James Pethokoukis at AEI: Jon Huntsman declares war on big banks and Too Big To Fail.
There are a series of proposals, mostly surrounding taxes and caps on size, leverage and complexity. The first bullet point, a cap on size relative to GDP, is similar to the SAFE Banking Act, which failed in the 2010 Senate with 33 votes. They all sound like good ideas, though they received little-to-no GOP support during the Dodd-Frank debates. I hope the GOP moves more in this direction generally.
But there’s a core missing in it. When it comes to “ending Too Big To Fail” it actually punts on the conservative policy debates, which is a shame. There’s a reference to “Explore reforms now being considered by the U.K. to make the unwinding of its biggest banks less risky for the broader economy” but it is sort of late in the game for this level of vagueness on what we mean by “unwinding.” That unwinding part is a major part of the debate. Especially if you say that you want to repeal Dodd-Frank and put into place a system for taking down large financial firms – well, “unwinding” the biggest financial firms is what a big chunk of Dodd-Frank does.
(As Yglesias noted previously on Hunstman and TBTF: “The first [idea] is to repeal Dodd-Frank’s proposed mechanism for resolution of large banks. The second is to do what Dodd-Frank’s proposed mechanism for resolution of large banks does.”)
So any attack on Dodd-Frank from someone who wants to be the financial reform leader needs to address some hard questions when it comes to the big banks, particularly how their unwinding solutions and policy will be superior to Dodd-Frank. Luckily there’s already an active debate on the Right on this topic. Here are the major high-level ideological policy debates, as I see them, on the Right when it comes to dealing with Too Big To Fail:
1. Courts or FDIC? The big one for conservatives: Should a failing Too Big To Fail financial firm go through a bankruptcy court, or should it go through a special “resolution authority” like what FDIC does to regular banks?
Dodd-Frank created a special resolution authority. In fact FDIC recently released a paper explaining how it would have taken down Lehman Brothers (our coverage). Conservative scholars thought this was an invitation to bailouts and that the FDIC was in over its head – here’s FDIC forcibly responding on this to a set of arguments from AEI during Dodd-Frank.
Meanwhile some conservative scholars have been arguing that changes to bankruptcy code would be sufficient, and that the additional regulations that come with resolution authority are unnecssary – here’s a blueprint for “Chapter 14” bankruptcy from the Hoover Institution. Changes to bankruptcy usually imply no regulations on the financial firms themselves are necessary.

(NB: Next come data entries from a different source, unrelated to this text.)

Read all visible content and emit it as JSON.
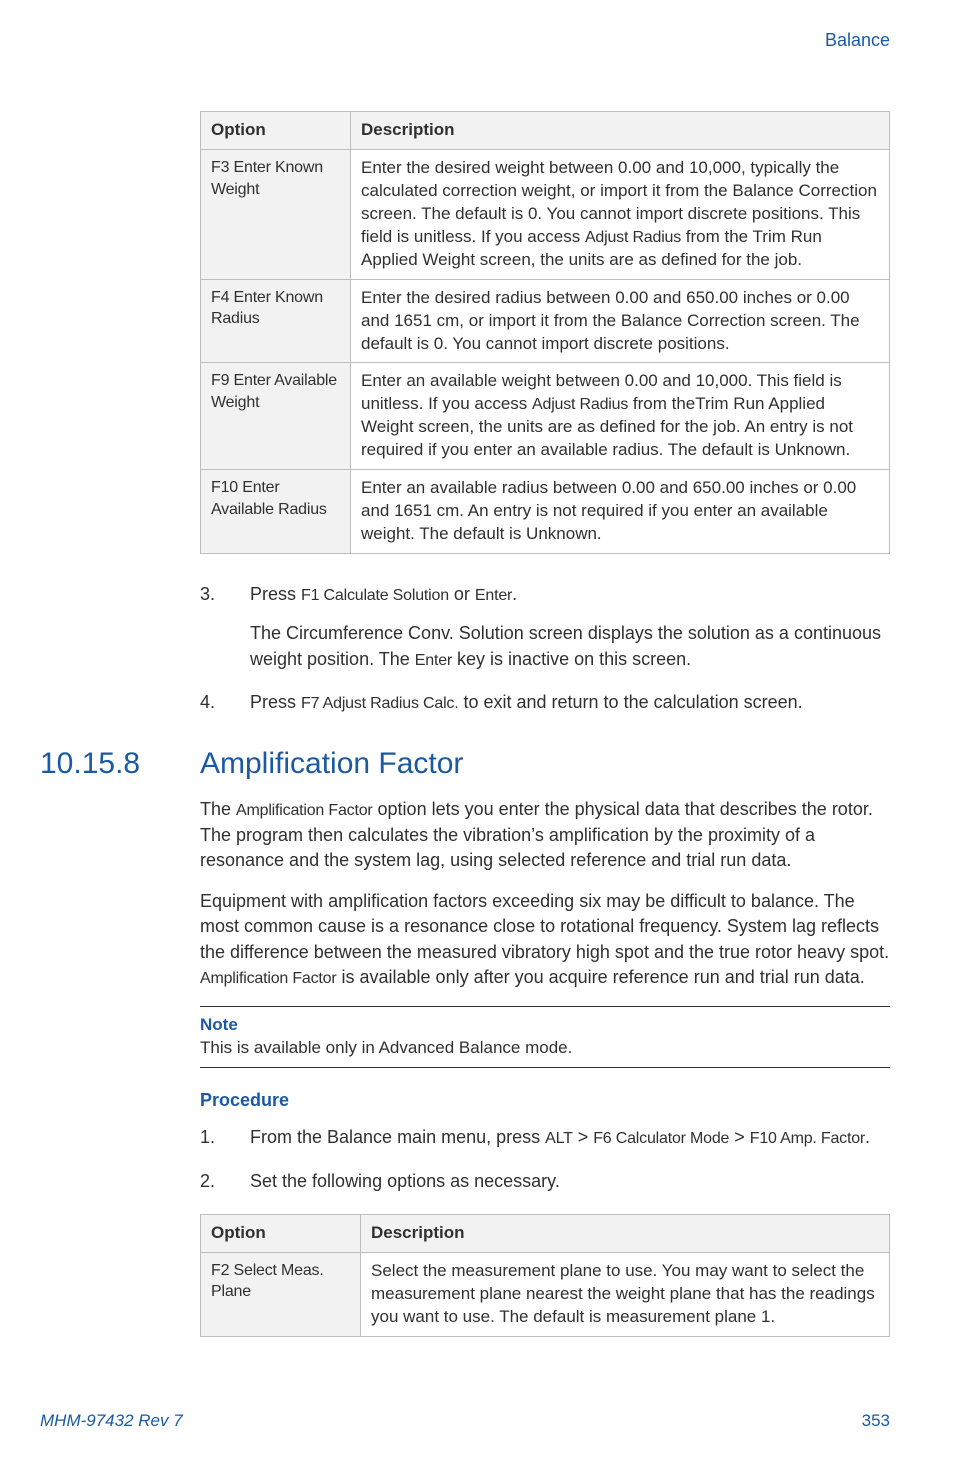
{
  "header": {
    "section": "Balance"
  },
  "table1": {
    "head": {
      "option": "Option",
      "description": "Description"
    },
    "rows": [
      {
        "option": "F3 Enter Known Weight",
        "desc_pre": "Enter the desired weight between 0.00 and 10,000, typically the calculated correction weight, or import it from the Balance Correction screen. The default is 0. You cannot import discrete positions. This field is unitless. If you access ",
        "desc_cond": "Adjust Radius",
        "desc_post": " from the Trim Run Applied Weight screen, the units are as defined for the job."
      },
      {
        "option": "F4 Enter Known Radius",
        "desc_pre": "Enter the desired radius between 0.00 and 650.00 inches or 0.00 and 1651 cm, or import it from the Balance Correction screen. The default is 0. You cannot import discrete positions.",
        "desc_cond": "",
        "desc_post": ""
      },
      {
        "option": "F9 Enter Available Weight",
        "desc_pre": "Enter an available weight between 0.00 and 10,000. This field is unitless. If you access ",
        "desc_cond": "Adjust Radius",
        "desc_post": " from theTrim Run Applied Weight screen, the units are as defined for the job. An entry is not required if you enter an available radius. The default is Unknown."
      },
      {
        "option": "F10 Enter Available Radius",
        "desc_pre": "Enter an available radius between 0.00 and 650.00 inches or 0.00 and 1651 cm. An entry is not required if you enter an available weight. The default is Unknown.",
        "desc_cond": "",
        "desc_post": ""
      }
    ]
  },
  "steps_a": {
    "s3_pre": "Press ",
    "s3_cond1": "F1 Calculate Solution",
    "s3_mid": " or ",
    "s3_cond2": "Enter",
    "s3_post": ".",
    "s3_p_pre": "The Circumference Conv. Solution screen displays the solution as a continuous weight position. The ",
    "s3_p_cond": "Enter",
    "s3_p_post": " key is inactive on this screen.",
    "s4_pre": "Press ",
    "s4_cond": "F7 Adjust Radius Calc.",
    "s4_post": " to exit and return to the calculation screen."
  },
  "section": {
    "num": "10.15.8",
    "title": "Amplification Factor",
    "p1_pre": "The ",
    "p1_cond": "Amplification Factor",
    "p1_post": " option lets you enter the physical data that describes the rotor. The program then calculates the vibration’s amplification by the proximity of a resonance and the system lag, using selected reference and trial run data.",
    "p2_pre": "Equipment with amplification factors exceeding six may be difficult to balance. The most common cause is a resonance close to rotational frequency. System lag reflects the difference between the measured vibratory high spot and the true rotor heavy spot. ",
    "p2_cond": "Amplification Factor",
    "p2_post": " is available only after you acquire reference run and trial run data."
  },
  "note": {
    "label": "Note",
    "body": "This is available only in Advanced Balance mode."
  },
  "procedure": {
    "label": "Procedure",
    "s1_pre": "From the Balance main menu, press ",
    "s1_c1": "ALT",
    "s1_m1": " > ",
    "s1_c2": "F6 Calculator Mode",
    "s1_m2": " > ",
    "s1_c3": "F10 Amp. Factor",
    "s1_post": ".",
    "s2": "Set the following options as necessary."
  },
  "table2": {
    "head": {
      "option": "Option",
      "description": "Description"
    },
    "rows": [
      {
        "option": "F2 Select Meas. Plane",
        "desc": "Select the measurement plane to use. You may want to select the measurement plane nearest the weight plane that has the readings you want to use. The default is measurement plane 1."
      }
    ]
  },
  "footer": {
    "doc": "MHM-97432 Rev 7",
    "page": "353"
  }
}
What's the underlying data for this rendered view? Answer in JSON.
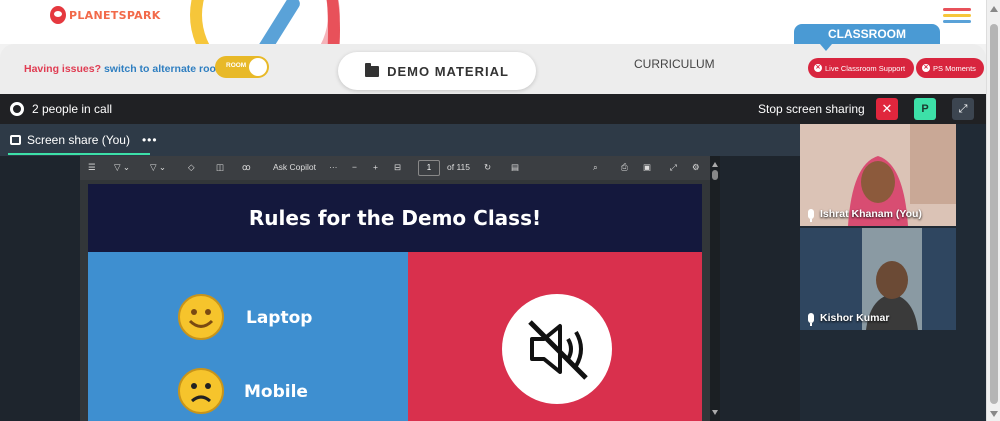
{
  "header": {
    "logo_text": "PLANETSPARK",
    "colors": {
      "brand_orange": "#f26a4a",
      "brand_blue": "#3d3aa3"
    }
  },
  "toolbar": {
    "issues_text": "Having issues?",
    "switch_link": "switch to alternate room",
    "room_toggle_label": "ROOM",
    "demo_material_label": "DEMO MATERIAL",
    "curriculum_label": "CURRICULUM",
    "classroom_label": "CLASSROOM",
    "live_support_label": "Live Classroom Support",
    "ps_moments_label": "PS Moments"
  },
  "call": {
    "people_text": "2 people in call",
    "stop_sharing_label": "Stop screen sharing",
    "close_symbol": "✕",
    "presenter_initial": "P",
    "share_tab_label": "Screen share (You)",
    "more_symbol": "•••"
  },
  "pdf_viewer": {
    "ask_copilot_label": "Ask Copilot",
    "page_current": "1",
    "page_total": "of 115",
    "minus": "−",
    "plus": "+",
    "more": "···"
  },
  "slide": {
    "title": "Rules for the Demo Class!",
    "item1": "Laptop",
    "item2": "Mobile"
  },
  "participants": [
    {
      "name": "Ishrat Khanam (You)"
    },
    {
      "name": "Kishor Kumar"
    }
  ]
}
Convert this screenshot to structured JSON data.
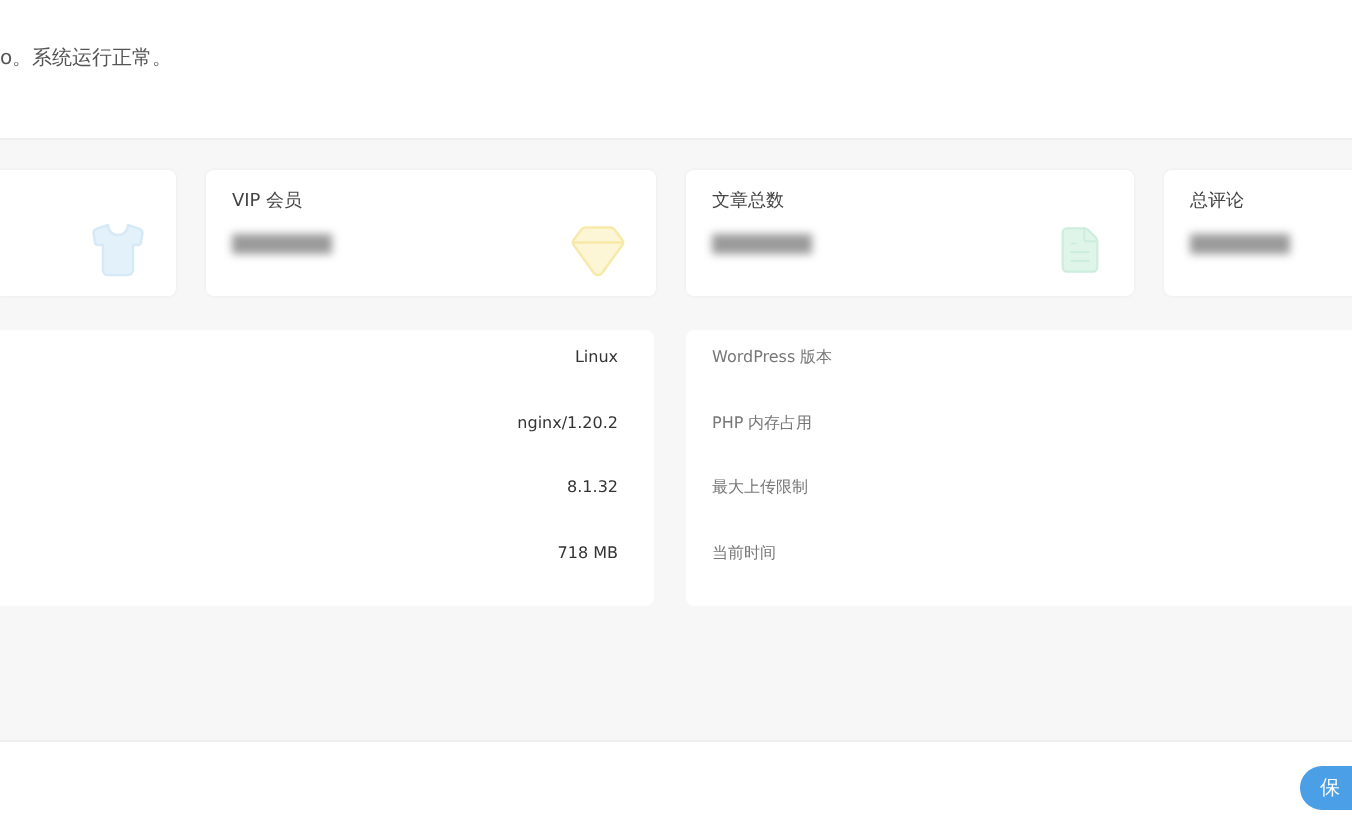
{
  "status_message": "o。系统运行正常。",
  "stat_cards": [
    {
      "kind": "shirt"
    },
    {
      "kind": "gem",
      "label": "VIP 会员"
    },
    {
      "kind": "file",
      "label": "文章总数"
    },
    {
      "kind": "none",
      "label": "总评论"
    }
  ],
  "server_info": {
    "rows": [
      {
        "value": "Linux"
      },
      {
        "value": "nginx/1.20.2"
      },
      {
        "value": "8.1.32"
      },
      {
        "value": "718 MB"
      }
    ]
  },
  "site_info": {
    "rows": [
      {
        "label": "WordPress 版本"
      },
      {
        "label": "PHP 内存占用"
      },
      {
        "label": "最大上传限制"
      },
      {
        "label": "当前时间"
      }
    ]
  },
  "save_button": {
    "label": "保"
  }
}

2. Bailouts forever? Does “resolution authority” as currently constructed have “bailout” mechanisms, or things that could be construed as bailout mechanisms?
Depending on who is talking, this usually refers to either the FDIC’s ability to provide “an immediate source of liquidity for an orderly liquidation, which allows
continuation of essential functions and maintains asset values” or its ability to repay creditors. For the second, see Nicole Gelinas or Phillip Swagel. To my mind, the bill requires that the FDIC quite clearly “‘not for the purpose of preserving the covered financial company’; ensure that shareholders are paid only after all other claims are paid; require that unsecured creditors bear losses; and terminate ‘management responsible for the failed condition.'”
It’s very easy for the GOP to say that Dodd-Frank is a “bailout bill”, but they should be pressed for exactly what they mean when they say that and how their approach would be different, especially if they’ll have a resolution mechanism.
3. How to Trigger a Collapse? Specifically, for those in favor of resolution, do we rely on regulators and “Prompt Corrective Action” or market-signals through credit default markets to start unwinding?
Here’s Economics of Contempt defending PCA in the Dodd-Frank bill and here’s Oliver Hart and Luigi Zingales on CDS prices. Zingales noted that this would require derivative regulation beyond the pre-Dodd Frank status quo, something that conservatives would have to sign onto (or explain why it isn’t necessary). But there are some practical problems to those U.K. solutions that Huntsman refers to, things currently being debated.
4. Convertible Debt? Do we require that large systemically risky financial firms issue “CoCo” bonds, or other financially engineered debt that turns into equity during a crisis, to help with the unwinding problem?
Currently, this is going to be studied in Dodd-Frank and then the FRB can choose to enact it: “Following a two-year study on the subject of contingent capital, the FRB may issue regulations that require systemically significant non-bank financial companies and bank holding companies with more than $50 billion…”
The banks would hate it. They’d have to pay a premium to do this, so you’d need the government to really want to pull it off, as the banks would lobby hard.
Also it would require strong regulation through and through. Raj Date wrote a great critique of this proposal back during Dodd-Frank, pointing out without strong regulations it would function like preferred stock (or in other words, not well). So follow-through is important – this isn’t a sit-back-and-relax type of regulation.
I’m looking forward to seeing how Huntsman, whose presence in the debates I’ve enjoyed so far, and other members of the GOP deal with these complexities.